La crisis de Ceuta agregó un control posible a los viajes de argentinos dentro de Europa. Italia decidió revisar selectivamente durante un mes a ciudadanos no comunitarios que lleguen desde España por aire o por mar, de modo que un tramo interno del espacio Schengen puede volver a incluir una inspección documental. La medida no modifica la exención de visa para estancias turísticas cortas, pero sí obliga a distinguir entre el derecho a viajar y la posibilidad de ser controlado. Un pasaje entre dos países Schengen ya no garantiza durante este período que el viajero no deba mostrar nuevamente su documentación.
El documento central es el pasaporte vigente y debe permanecer accesible durante todo el trayecto. Quienes residan legalmente en un país europeo también deben llevar su permiso de residencia o la visa de larga duración correspondiente, mientras que los turistas deben poder demostrar que respetan el límite de 90 días dentro de cualquier período de 180. Italia anunció verificaciones dirigidas a viajeros no europeos, no controles sistemáticos sobre todos los pasajeros. No corresponde afirmar que cada argentino será retenido ni que todas las escalas sufrirán demoras, pero resulta prudente prever más tiempo entre conexiones y evitar guardar el pasaporte en el equipaje despachado.

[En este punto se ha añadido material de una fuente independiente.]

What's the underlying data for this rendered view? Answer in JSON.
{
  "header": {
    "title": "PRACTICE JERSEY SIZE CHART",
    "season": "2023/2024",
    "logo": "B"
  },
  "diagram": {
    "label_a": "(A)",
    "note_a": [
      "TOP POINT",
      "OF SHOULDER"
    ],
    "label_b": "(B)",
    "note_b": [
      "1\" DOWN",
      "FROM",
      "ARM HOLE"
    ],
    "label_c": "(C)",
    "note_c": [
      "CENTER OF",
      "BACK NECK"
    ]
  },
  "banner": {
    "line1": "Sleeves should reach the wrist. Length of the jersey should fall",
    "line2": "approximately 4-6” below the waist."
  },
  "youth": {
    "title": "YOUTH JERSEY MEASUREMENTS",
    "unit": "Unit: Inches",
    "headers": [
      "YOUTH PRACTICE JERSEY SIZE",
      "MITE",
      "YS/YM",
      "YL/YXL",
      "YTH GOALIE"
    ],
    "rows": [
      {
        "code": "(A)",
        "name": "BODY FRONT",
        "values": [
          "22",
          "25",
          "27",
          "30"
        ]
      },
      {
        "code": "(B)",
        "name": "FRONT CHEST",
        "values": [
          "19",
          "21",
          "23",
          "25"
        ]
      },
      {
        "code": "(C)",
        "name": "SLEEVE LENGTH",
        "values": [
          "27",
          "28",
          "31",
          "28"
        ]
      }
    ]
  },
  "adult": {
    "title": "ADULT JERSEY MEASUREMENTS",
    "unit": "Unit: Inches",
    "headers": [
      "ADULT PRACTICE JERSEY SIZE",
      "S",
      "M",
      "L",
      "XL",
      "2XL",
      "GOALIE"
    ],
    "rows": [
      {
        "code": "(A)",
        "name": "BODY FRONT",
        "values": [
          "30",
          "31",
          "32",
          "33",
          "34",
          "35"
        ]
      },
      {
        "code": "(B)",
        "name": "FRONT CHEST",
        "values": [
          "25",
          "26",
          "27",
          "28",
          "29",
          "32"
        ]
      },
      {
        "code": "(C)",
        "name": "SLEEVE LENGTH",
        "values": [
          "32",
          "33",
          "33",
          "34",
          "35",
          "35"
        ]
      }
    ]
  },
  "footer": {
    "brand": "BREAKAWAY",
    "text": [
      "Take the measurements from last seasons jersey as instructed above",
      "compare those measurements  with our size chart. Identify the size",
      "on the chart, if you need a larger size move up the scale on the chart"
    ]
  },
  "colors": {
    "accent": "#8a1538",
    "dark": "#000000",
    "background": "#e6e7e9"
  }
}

El Sistema de Entradas y Salidas, conocido como EES, ya funciona plenamente desde el 10 de abril de 2026. Se aplica en las fronteras exteriores a ciudadanos no comunitarios que realizan estancias cortas y reemplazó el sellado manual del pasaporte por un registro digital de entradas, salidas y rechazos. El sistema incorpora los datos del documento, una imagen facial y huellas dactilares. No requiere una solicitud previa: el registro se completa al cruzar por primera vez una frontera exterior alcanzada por el sistema y luego permite calcular automáticamente la permanencia autorizada.
ETIAS es otra herramienta y todavía no está operativo. La autorización electrónica está prevista para el último trimestre de 2026, pero la Unión Europea aún no comunicó una fecha exacta y actualmente no recibe solicitudes. Cuando comience, los argentinos que viajen sin visa para una estadía corta deberán tramitarla en línea antes de partir; quedará vinculada al pasaporte y será válida por tres años o hasta el vencimiento de ese documento. Ceuta no adelantó ese calendario ni creó una inscripción especial, por lo que cualquier sitio que hoy ofrezca una autorización ETIAS definitiva se anticipa al sistema oficial.

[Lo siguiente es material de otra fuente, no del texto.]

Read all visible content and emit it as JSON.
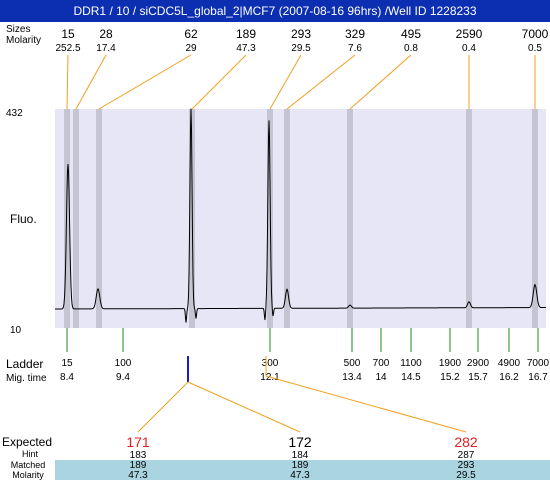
{
  "window": {
    "title": "DDR1 / 10 / siCDC5L_global_2|MCF7 (2007-08-16 96hrs) /Well ID 1228233"
  },
  "chart_data": {
    "type": "line",
    "row_labels": {
      "sizes": "Sizes",
      "molarity": "Molarity",
      "fluo": "Fluo.",
      "ladder": "Ladder",
      "mig_time": "Mig. time",
      "expected": "Expected",
      "hint": "Hint",
      "matched": "Matched",
      "molarity_bottom": "Molarity"
    },
    "y_axis": {
      "max_label": "432",
      "min_label": "10",
      "range": [
        10,
        432
      ]
    },
    "peaks": [
      {
        "size": "15",
        "molarity": "252.5"
      },
      {
        "size": "28",
        "molarity": "17.4"
      },
      {
        "size": "62",
        "molarity": "29"
      },
      {
        "size": "189",
        "molarity": "47.3"
      },
      {
        "size": "293",
        "molarity": "29.5"
      },
      {
        "size": "329",
        "molarity": "7.6"
      },
      {
        "size": "495",
        "molarity": "0.8"
      },
      {
        "size": "2590",
        "molarity": "0.4"
      },
      {
        "size": "7000",
        "molarity": "0.5"
      }
    ],
    "ladder": [
      {
        "size": "15",
        "time": "8.4"
      },
      {
        "size": "100",
        "time": "9.4"
      },
      {
        "size": "300",
        "time": "12.1"
      },
      {
        "size": "500",
        "time": "13.4"
      },
      {
        "size": "700",
        "time": "14"
      },
      {
        "size": "1100",
        "time": "14.5"
      },
      {
        "size": "1900",
        "time": "15.2"
      },
      {
        "size": "2900",
        "time": "15.7"
      },
      {
        "size": "4900",
        "time": "16.2"
      },
      {
        "size": "7000",
        "time": "16.7"
      }
    ],
    "expected": [
      {
        "expected": "171",
        "hint": "183",
        "matched": "189",
        "molarity": "47.3",
        "color": "#e02020"
      },
      {
        "expected": "172",
        "hint": "184",
        "matched": "189",
        "molarity": "47.3",
        "color": "#000000"
      },
      {
        "expected": "282",
        "hint": "287",
        "matched": "293",
        "molarity": "29.5",
        "color": "#e02020"
      }
    ],
    "colors": {
      "plot_bg": "#e6e6f6",
      "band": "#c4c4d2",
      "leader": "#f0a020",
      "ladder_tick": "#1a8a1a",
      "marker": "#1a1acc",
      "table_row": "#a9d4e0"
    }
  }
}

Los argentinos pueden enfrentar un control adicional al viajar de España hacia Italia hoy.
Un itinerario Buenos Aires-Madrid-Roma puede reunir ahora dos momentos de control diferentes. En Madrid, por tratarse de la entrada exterior al espacio Schengen, el turista argentino queda alcanzado por el EES; al aterrizar luego en Roma, puede encontrar la verificación selectiva que Italia activó para llegadas procedentes de España. La segunda revisión no vuelve a registrar una entrada desde fuera de Schengen ni reinicia el plazo de 90 días. Solo comprueba identidad y situación migratoria, por lo que conviene conservar juntos pasaporte, reservas, seguro, pasaje de regreso y cualquier permiso que justifique una permanencia superior.

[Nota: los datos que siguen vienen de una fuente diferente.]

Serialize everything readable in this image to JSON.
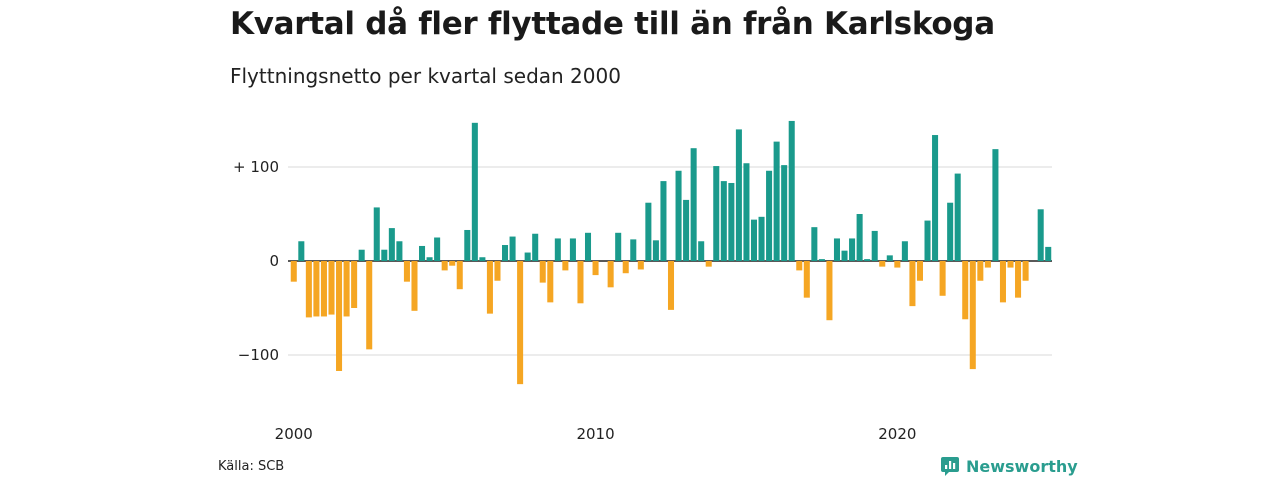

Lo que cambió después de Ceuta es la intensidad del control, no las reglas básicas del viaje argentino. No apareció una nueva visa, no se suspendieron las conexiones entre España e Italia y tampoco se alteró por sí sola la duración permitida para turistas. Sí aumentó la posibilidad de tener que mostrar el pasaporte en una ruta interior, especialmente para quien no posee ciudadanía europea. La recomendación práctica es verificar información oficial, usar siempre el mismo pasaporte y dejar margen suficiente para un control adicional.